My 2 cents: I wouldn't buy the J1900 it lacks aes-ni and you mentioned VPN. I probably wouldn't buy an avoton or rangely without specific requirements because they just cost too much for the performance at this point. Maybe look at pcengine's APU2 as a value play, depending on the specific VPN bandwidth requirement and planned growth (though you could buy one now, and upgrade in a couple of years and still come out way ahead).

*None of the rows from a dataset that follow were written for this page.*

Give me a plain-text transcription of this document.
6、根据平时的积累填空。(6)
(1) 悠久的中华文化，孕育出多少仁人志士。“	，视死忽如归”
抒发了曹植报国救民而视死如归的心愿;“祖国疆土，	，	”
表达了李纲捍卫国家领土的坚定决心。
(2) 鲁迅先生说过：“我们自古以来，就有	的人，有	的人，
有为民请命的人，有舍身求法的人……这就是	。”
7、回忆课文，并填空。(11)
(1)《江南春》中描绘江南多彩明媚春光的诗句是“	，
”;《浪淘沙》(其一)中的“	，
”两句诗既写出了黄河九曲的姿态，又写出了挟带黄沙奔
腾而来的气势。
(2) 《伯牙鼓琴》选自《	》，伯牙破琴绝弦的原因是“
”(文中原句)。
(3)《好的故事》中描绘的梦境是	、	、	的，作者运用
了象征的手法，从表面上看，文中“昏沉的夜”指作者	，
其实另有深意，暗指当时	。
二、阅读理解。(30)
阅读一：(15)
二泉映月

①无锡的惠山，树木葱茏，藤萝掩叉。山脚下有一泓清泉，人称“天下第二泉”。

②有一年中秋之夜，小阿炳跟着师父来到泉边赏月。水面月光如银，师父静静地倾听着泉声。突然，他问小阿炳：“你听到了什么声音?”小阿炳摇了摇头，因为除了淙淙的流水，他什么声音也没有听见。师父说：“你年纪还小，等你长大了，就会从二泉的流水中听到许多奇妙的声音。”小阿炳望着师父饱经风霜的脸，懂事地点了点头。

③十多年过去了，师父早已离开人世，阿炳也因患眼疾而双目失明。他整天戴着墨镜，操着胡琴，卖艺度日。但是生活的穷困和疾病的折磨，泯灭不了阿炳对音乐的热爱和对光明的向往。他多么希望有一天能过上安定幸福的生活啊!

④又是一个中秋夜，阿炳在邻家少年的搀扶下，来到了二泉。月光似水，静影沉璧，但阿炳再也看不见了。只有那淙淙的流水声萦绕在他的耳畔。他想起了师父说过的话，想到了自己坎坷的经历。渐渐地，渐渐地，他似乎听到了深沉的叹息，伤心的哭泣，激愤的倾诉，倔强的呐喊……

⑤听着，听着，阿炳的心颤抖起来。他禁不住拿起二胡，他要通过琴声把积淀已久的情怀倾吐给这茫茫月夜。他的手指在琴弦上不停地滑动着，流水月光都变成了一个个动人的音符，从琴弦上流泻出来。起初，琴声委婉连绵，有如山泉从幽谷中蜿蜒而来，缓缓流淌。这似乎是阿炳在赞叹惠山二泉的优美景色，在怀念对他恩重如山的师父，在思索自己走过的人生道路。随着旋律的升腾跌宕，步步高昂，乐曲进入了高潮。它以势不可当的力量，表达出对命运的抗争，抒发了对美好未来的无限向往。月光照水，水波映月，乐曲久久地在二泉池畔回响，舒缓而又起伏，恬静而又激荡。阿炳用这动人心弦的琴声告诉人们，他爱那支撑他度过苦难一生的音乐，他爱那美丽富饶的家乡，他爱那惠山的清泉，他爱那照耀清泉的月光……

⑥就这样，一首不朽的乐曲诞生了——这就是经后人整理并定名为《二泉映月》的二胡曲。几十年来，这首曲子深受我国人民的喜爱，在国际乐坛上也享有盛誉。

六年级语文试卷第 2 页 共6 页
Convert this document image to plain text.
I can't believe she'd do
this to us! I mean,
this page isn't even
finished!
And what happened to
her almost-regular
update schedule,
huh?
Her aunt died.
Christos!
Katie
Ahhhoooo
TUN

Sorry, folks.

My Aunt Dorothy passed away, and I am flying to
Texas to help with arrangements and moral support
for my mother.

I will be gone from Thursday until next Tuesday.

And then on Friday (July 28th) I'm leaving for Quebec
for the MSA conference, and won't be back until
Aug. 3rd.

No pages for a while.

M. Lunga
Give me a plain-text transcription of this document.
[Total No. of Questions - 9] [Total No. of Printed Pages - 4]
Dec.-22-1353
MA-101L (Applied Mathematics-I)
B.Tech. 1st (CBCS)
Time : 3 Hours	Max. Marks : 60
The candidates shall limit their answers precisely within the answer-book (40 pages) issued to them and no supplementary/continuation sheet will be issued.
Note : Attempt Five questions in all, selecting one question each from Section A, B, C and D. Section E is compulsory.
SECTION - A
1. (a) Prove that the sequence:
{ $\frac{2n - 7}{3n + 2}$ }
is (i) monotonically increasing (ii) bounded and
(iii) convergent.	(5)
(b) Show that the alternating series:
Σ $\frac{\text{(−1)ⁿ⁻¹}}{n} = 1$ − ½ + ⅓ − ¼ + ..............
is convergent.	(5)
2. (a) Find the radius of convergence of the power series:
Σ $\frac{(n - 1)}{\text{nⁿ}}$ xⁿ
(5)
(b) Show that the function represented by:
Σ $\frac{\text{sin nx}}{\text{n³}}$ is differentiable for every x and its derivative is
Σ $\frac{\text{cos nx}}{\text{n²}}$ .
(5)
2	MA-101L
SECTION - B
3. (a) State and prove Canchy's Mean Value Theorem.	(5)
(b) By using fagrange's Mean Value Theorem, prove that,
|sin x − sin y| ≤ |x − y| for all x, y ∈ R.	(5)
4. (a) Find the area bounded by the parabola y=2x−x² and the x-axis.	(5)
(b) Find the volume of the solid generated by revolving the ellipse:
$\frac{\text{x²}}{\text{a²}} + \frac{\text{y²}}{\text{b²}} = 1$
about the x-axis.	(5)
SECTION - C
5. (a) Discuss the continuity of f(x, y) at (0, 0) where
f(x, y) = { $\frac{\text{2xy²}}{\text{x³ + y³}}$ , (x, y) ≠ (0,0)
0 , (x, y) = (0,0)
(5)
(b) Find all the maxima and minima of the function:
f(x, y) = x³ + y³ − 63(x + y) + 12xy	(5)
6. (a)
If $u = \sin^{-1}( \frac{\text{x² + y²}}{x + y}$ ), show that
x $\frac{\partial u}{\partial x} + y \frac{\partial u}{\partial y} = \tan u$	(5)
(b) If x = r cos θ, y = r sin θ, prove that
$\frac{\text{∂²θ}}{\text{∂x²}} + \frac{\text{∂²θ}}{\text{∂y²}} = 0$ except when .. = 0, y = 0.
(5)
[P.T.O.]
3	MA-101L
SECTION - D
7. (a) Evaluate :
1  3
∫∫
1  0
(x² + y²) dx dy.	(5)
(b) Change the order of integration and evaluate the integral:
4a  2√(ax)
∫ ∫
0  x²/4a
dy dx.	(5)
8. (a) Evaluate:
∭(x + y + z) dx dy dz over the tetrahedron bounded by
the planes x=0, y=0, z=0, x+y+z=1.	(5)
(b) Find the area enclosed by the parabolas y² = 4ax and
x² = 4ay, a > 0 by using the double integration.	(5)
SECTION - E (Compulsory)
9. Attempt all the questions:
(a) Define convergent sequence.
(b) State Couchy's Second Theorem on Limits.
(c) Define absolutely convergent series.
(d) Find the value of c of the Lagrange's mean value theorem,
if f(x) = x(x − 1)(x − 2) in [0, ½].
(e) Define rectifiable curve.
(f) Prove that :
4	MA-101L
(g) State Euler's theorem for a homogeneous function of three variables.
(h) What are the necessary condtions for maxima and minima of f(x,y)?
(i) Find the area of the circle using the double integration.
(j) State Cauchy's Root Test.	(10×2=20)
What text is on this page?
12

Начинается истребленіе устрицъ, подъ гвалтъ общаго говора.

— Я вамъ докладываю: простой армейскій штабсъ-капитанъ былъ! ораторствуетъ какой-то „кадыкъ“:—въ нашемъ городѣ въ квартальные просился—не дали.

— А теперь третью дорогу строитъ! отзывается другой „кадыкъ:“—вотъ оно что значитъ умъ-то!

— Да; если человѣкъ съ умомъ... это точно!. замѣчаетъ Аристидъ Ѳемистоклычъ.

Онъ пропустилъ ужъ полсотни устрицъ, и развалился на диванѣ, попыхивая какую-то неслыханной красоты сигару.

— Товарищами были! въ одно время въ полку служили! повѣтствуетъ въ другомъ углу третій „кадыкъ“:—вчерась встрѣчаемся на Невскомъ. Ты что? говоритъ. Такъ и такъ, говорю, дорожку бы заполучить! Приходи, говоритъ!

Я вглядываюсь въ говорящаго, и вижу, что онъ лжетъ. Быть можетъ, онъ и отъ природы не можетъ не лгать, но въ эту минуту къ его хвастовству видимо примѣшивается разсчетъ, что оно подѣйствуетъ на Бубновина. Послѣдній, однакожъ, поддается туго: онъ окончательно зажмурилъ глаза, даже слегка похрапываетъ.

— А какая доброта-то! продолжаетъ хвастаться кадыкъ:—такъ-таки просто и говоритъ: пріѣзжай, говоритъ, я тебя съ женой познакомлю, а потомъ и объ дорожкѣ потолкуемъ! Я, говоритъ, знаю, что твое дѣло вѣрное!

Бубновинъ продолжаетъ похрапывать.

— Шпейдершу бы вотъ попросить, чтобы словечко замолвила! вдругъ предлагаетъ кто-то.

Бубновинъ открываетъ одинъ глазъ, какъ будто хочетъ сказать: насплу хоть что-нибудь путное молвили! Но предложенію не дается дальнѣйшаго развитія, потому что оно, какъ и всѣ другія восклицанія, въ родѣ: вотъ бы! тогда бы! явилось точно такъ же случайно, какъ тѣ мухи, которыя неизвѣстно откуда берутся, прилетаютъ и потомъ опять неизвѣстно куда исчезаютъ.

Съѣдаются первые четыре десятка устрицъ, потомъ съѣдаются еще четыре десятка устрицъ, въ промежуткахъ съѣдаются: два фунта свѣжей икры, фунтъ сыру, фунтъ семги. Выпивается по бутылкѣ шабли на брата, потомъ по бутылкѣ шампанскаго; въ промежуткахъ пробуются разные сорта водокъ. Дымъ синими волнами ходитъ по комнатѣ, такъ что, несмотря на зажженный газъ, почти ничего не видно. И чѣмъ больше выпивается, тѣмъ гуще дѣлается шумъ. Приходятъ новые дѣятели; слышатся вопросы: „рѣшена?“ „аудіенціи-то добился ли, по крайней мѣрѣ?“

For long term VPN growth potential, look instead at skylake or kaby lake processors, maybe i3 or E3. Supermicro has some options there in socketed motherboards if you like them, but there are a lot of others. These will draw more power than the silvermont/goldmont CPUs, but they are pretty power efficient at idle–and if you're running one at full bore the low power machine wasn't going to keep up anyway.
-
Thank you tullnd and VAMike, some very relevant insights :-*
While this is going to take me some time to make up my mind (and my wallet ;D ) I'm for now experimenting with one of my HTPC's, an AMD A10-5700. To my surprise, it only draws 45W with only 1 WAN, and no snort or the other packages. I'm waiting for a new dual nic to put in, so I can create an exact copy of the current Dell (config restore), to see how much it draws and how it performs.
If it stays near 45W, moving to a 30W machine is less interesting ((15W24hrs365days)/1000) = 131kwH. 131 *0,25 EUR = 32,75 EUR / year gain to be made from moving to a new 600EUR machine. Break down point is somewhere near 20 years.
-
@hda:
[https://www.voleatech.de/de/pfsense-produkte/]
These people break about every European law :-[
Minimum legal warranty in the EU is 2 years, but the golden rule is: warranty as long as you may reasonably expect the product to perform. That would be at least 5 years for such a product. Yet, they violate mandatory EU law with their 1 year warranty (should be 2+), and try to charge you extra for warranty you are simply legally entitled to. I think I will not buy from such people, I read this as a big sign on their door: 'don't buy from us, we sh*t on the law' ;)
-
That Supermicro x11 board looks nice from the specs. 4 ports and HDMI. I like the HDMI feature because it can be a media server at a later date if it stops being a router. I have an x10, probably the predecessor and I like it. I have a smallish home network. A few laptops and a lot of misc devices. I didn't know they came out with it until I linked from a reply above. 6 watts is amazing. My x10 uses about 50% more (9 - 10 watts)
The c2xxx boards are a little dated and the outgoing ports are not as varied as I would like. The power is supposed to be good though. Passmark of about 3200 vs 1800 for a j1900/ x10 (both are great for a home router as a stock netgear or asus is probably in the low hundreds). the pentium is about 1800 in the x11. Not bad.
10 years in internet years is too far to plan ahead. Imagine the routers that existed 6 - 7 years ago and ask yourself if you would want to use any.
-
@Mr.:
These people break about every European law :-[
[/quote]While I believe that they are not violating the law (1 year guarantee / two years "Gewährleistung" are normal in Germany), I agree with you that they should display more confidence in their hardware quality and offer additional voluntary guarantee.